Stata has an accessible menu driven interface, which also shows you the command line for the same thing. It has excellent extensive documentation which details how to use something with examples, as well as books which give the details of what it's doing. I have gotten doctors to successfully use it, which is saying something. Stata has a programming language which I have never learned, but have heard is not too hard.

SAS is very powerful, very fast, and has unmatched handling of extremely large datasets. If you are AMEX and want to do analysis on billions of purchases or dealing with the complete national birth certificate data, you want SAS. It has a macro language which I have heard less fun things about. Documentation is also good, but maybe not as copious as Stata.

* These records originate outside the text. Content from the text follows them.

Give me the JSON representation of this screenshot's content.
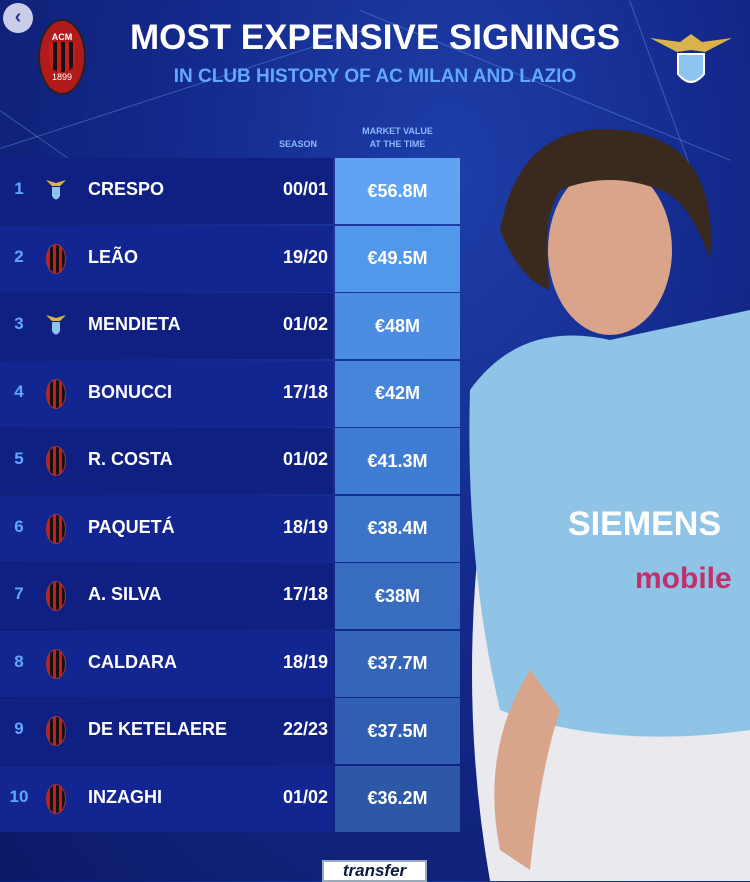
{
  "header": {
    "title": "MOST EXPENSIVE SIGNINGS",
    "subtitle": "IN CLUB HISTORY OF AC MILAN AND LAZIO",
    "milan_logo_text": "ACM 1899",
    "lazio_logo_text": "S.S.LAZIO"
  },
  "columns": {
    "season": "SEASON",
    "value_line1": "MARKET VALUE",
    "value_line2": "AT THE TIME"
  },
  "rows": [
    {
      "rank": "1",
      "club": "lazio",
      "name": "CRESPO",
      "season": "00/01",
      "value": "€56.8M"
    },
    {
      "rank": "2",
      "club": "milan",
      "name": "LEÃO",
      "season": "19/20",
      "value": "€49.5M"
    },
    {
      "rank": "3",
      "club": "lazio",
      "name": "MENDIETA",
      "season": "01/02",
      "value": "€48M"
    },
    {
      "rank": "4",
      "club": "milan",
      "name": "BONUCCI",
      "season": "17/18",
      "value": "€42M"
    },
    {
      "rank": "5",
      "club": "milan",
      "name": "R. COSTA",
      "season": "01/02",
      "value": "€41.3M"
    },
    {
      "rank": "6",
      "club": "milan",
      "name": "PAQUETÁ",
      "season": "18/19",
      "value": "€38.4M"
    },
    {
      "rank": "7",
      "club": "milan",
      "name": "A. SILVA",
      "season": "17/18",
      "value": "€38M"
    },
    {
      "rank": "8",
      "club": "milan",
      "name": "CALDARA",
      "season": "18/19",
      "value": "€37.7M"
    },
    {
      "rank": "9",
      "club": "milan",
      "name": "DE KETELAERE",
      "season": "22/23",
      "value": "€37.5M"
    },
    {
      "rank": "10",
      "club": "milan",
      "name": "INZAGHI",
      "season": "01/02",
      "value": "€36.2M"
    }
  ],
  "value_colors": [
    "#5fa4f2",
    "#5197ea",
    "#4a8de2",
    "#4585da",
    "#3f7dd2",
    "#3b74c8",
    "#376cbf",
    "#3365b8",
    "#305eb0",
    "#2d58a8"
  ],
  "player_shirt_text": {
    "line1": "SIEMENS",
    "line2": "mobile"
  },
  "back_button": {
    "icon": "chevron-left-icon",
    "label": "‹"
  },
  "footer": {
    "brand": "transfer"
  }
}
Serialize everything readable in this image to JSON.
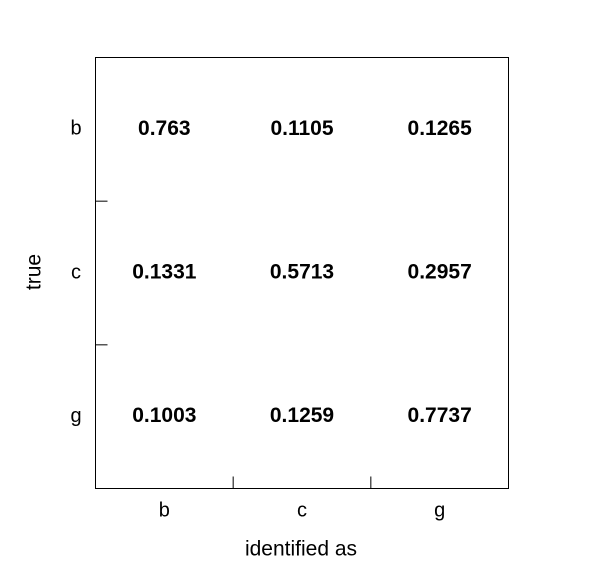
{
  "chart_data": {
    "type": "matrix",
    "x_label": "identified as",
    "y_label": "true",
    "x_categories": [
      "b",
      "c",
      "g"
    ],
    "y_categories": [
      "b",
      "c",
      "g"
    ],
    "values": [
      [
        0.763,
        0.1105,
        0.1265
      ],
      [
        0.1331,
        0.5713,
        0.2957
      ],
      [
        0.1003,
        0.1259,
        0.7737
      ]
    ]
  }
}
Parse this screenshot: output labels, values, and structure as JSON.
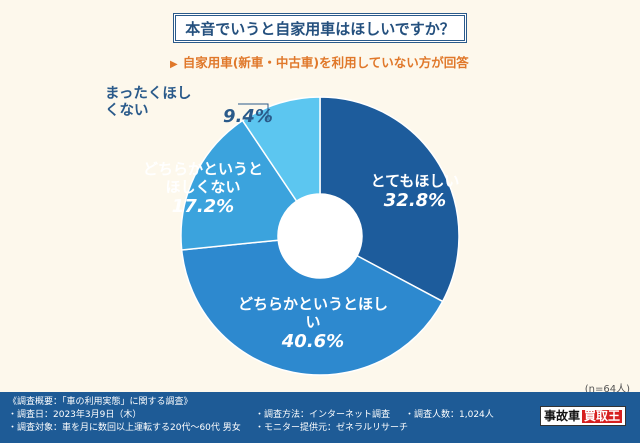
{
  "title": "本音でいうと自家用車はほしいですか？",
  "subtitle": "自家用車(新車・中古車)を利用していない方が回答",
  "sample_size": "(n=64人)",
  "chart_data": {
    "type": "pie",
    "donut": true,
    "title": "本音でいうと自家用車はほしいですか？",
    "categories": [
      "とてもほしい",
      "どちらかというとほしい",
      "どちらかというとほしくない",
      "まったくほしくない"
    ],
    "values": [
      32.8,
      40.6,
      17.2,
      9.4
    ],
    "value_labels": [
      "32.8%",
      "40.6%",
      "17.2%",
      "9.4%"
    ],
    "colors": [
      "#1d5c9c",
      "#2d89cf",
      "#3ba3dd",
      "#5cc6f0"
    ],
    "start": "12 o'clock",
    "direction": "clockwise"
  },
  "footer": {
    "overview": "《調査概要：「車の利用実態」に関する調査》",
    "date": "・調査日：2023年3月9日（木）",
    "target": "・調査対象：車を月に数回以上運転する20代～60代 男女",
    "method": "・調査方法：インターネット調査",
    "provider": "・モニター提供元：ゼネラルリサーチ",
    "count": "・調査人数：1,024人",
    "logo_a": "事故車",
    "logo_b": "買取王"
  }
}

R is free. Because the language that it comes with is pretty easy, there are many useful extensions. Doing what you want may not be intuitive or easy, and finding it out might not be either. Once you learn how to do something, no problem.

BUGS is software for gibbs sampling, which it's rare that you want in epi, but some times you do. It kinda punches you in the face.

Matlab is numerical methods and simulation with an easy language. Very popular in engineering.
posted by a robot made out of meat at 2:33 PM on January 21, 2010

I like R, too. It's statistical software which is what I assume you are looking for. It's primarily command line and I found the learning curve to be a bit steep, but it's free and there are several free manuals to get up and running. There are numerous user-created packages for it. I use it primarily for statistical ecology but here is a link to somebody using it for epidemic modeling.

For a simpler to use program, I recommend STELLA. It is a modeling program that I used a decade ago with climatology-related modeling, but it may also fit the bill for what you are doing.
posted by surfgator at 4:17 PM on January 21, 2010